Della vittima, Aldo Naro, venticinque anni, appena laureato in medicina, ce ne siamo occupati l’estate scorsa raccontando le incoerenze di un’indagine giudiziaria e la dolorosa rabbia della famiglia, le inspiegabili incertezze della procura e il contesto marcio nel quale è maturato l’omicidio. Un giudice non solo ha ordinato nuove indagini, ma adesso un altro giudice ha indicato pure chi avrebbe partecipato al delitto.

I “dimenticati” dell’indagine

Non c’è un unico assassino con una condanna passata in giudicato, ci sono anche i “dimenticati” da un’inchiesta quanto meno incompleta. Dopo sette anni vanno a giudizio tre ragazzi precedentemente ignorati nonostante gli indizi a loro carico, nonostante lo stato del cadavere, nonostante una mancata consulenza per individuare i volti ripresi da una telecamera.

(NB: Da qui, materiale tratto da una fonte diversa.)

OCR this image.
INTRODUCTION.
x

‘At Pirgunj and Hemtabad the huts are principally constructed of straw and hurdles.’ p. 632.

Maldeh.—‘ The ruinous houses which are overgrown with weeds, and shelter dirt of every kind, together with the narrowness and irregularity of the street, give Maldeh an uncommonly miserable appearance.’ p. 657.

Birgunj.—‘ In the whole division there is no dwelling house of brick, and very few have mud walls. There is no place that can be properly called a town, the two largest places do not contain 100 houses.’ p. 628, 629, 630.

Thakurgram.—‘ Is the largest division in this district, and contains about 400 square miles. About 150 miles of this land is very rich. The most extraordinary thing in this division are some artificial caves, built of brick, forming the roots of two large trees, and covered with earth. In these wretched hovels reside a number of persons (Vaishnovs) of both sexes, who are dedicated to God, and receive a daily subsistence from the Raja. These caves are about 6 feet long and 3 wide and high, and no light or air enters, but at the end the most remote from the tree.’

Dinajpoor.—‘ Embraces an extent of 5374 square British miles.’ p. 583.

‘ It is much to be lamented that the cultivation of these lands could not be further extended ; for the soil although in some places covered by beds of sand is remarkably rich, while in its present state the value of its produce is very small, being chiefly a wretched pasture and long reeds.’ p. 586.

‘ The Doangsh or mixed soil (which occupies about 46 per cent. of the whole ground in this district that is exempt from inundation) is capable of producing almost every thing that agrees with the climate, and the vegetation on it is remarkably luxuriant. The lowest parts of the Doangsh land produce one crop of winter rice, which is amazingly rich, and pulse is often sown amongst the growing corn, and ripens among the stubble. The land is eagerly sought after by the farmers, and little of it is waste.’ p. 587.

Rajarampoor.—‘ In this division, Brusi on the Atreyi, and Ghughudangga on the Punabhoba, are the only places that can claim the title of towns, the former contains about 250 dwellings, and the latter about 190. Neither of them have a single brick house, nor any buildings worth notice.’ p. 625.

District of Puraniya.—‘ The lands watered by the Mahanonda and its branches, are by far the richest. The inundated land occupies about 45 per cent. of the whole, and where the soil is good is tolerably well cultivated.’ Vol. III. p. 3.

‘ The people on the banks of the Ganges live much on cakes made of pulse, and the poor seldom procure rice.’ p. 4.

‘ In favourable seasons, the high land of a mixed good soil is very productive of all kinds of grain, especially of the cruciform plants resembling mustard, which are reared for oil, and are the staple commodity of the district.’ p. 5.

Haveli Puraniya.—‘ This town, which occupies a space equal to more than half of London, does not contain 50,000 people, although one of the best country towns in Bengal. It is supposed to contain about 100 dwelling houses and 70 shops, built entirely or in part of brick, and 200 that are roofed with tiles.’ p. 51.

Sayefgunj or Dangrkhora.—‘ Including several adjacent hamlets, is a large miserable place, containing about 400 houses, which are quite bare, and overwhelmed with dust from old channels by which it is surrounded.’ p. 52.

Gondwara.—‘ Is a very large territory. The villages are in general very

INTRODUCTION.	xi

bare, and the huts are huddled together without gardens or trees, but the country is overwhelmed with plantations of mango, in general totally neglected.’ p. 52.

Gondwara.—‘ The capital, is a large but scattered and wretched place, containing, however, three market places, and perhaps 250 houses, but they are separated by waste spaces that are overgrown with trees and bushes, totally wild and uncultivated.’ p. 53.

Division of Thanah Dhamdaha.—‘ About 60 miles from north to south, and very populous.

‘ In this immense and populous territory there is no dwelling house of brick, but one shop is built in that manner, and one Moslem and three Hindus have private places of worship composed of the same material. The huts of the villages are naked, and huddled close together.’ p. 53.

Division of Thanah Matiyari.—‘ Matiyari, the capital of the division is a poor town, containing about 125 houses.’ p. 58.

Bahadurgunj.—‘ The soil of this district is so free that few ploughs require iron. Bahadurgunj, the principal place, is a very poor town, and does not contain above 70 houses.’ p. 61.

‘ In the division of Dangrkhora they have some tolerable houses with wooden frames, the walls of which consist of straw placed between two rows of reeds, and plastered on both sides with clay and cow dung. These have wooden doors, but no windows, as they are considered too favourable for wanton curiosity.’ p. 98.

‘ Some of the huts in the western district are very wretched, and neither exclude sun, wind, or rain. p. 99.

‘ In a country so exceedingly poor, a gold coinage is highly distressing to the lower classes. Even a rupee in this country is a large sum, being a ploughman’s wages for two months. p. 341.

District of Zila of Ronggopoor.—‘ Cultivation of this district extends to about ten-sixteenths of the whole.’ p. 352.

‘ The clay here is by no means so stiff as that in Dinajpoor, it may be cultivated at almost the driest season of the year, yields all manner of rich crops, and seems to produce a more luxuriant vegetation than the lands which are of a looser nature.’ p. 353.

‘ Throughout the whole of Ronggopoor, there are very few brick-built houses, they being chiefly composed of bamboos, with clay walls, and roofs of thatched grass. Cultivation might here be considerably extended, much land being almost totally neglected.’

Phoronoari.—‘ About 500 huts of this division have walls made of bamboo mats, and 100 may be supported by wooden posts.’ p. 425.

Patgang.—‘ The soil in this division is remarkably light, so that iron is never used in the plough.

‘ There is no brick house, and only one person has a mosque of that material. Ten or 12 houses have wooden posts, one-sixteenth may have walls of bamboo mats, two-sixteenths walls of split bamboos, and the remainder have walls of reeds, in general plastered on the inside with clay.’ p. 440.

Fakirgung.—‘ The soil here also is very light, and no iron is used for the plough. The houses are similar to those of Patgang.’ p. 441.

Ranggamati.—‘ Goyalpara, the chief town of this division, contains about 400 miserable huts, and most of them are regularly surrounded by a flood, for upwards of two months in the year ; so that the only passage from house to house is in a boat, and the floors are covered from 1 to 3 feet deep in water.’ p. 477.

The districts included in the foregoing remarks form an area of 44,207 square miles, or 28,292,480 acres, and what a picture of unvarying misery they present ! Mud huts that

Tracce per lungo tempo sottovalutate da una giustizia tortuosa che ha inghiottito Aldo Naro in una Palermo di silenzi e finzioni. Loro, Gabriele Citarella, Francesco Troia e Pietro Covello, i primi due vigilantes regolari della discoteca Goa dove Aldo Naro è stato ammazzato e l’altro buttafuori abusivo ingaggiato per mantenere “tranquillità” nel locale dentro i confini del turbolento quartiere dello Zen, entrano nella “scena del crimine” per ordine del giudice Rosario Di Gioia che qualche giorno fa, in udienza preliminare, ha accolto le richieste della procura.

Una svolta, dopo insistenti tentennamenti e uno sguardo investigativo concentrato soltanto su Andrea Balsano, diciassette anni, adolescente cresciuto proprio allo Zen, il profilo di un assassino ideale per una vicenda che dentro di sé racchiudeva e ancora racchiude più di un mistero.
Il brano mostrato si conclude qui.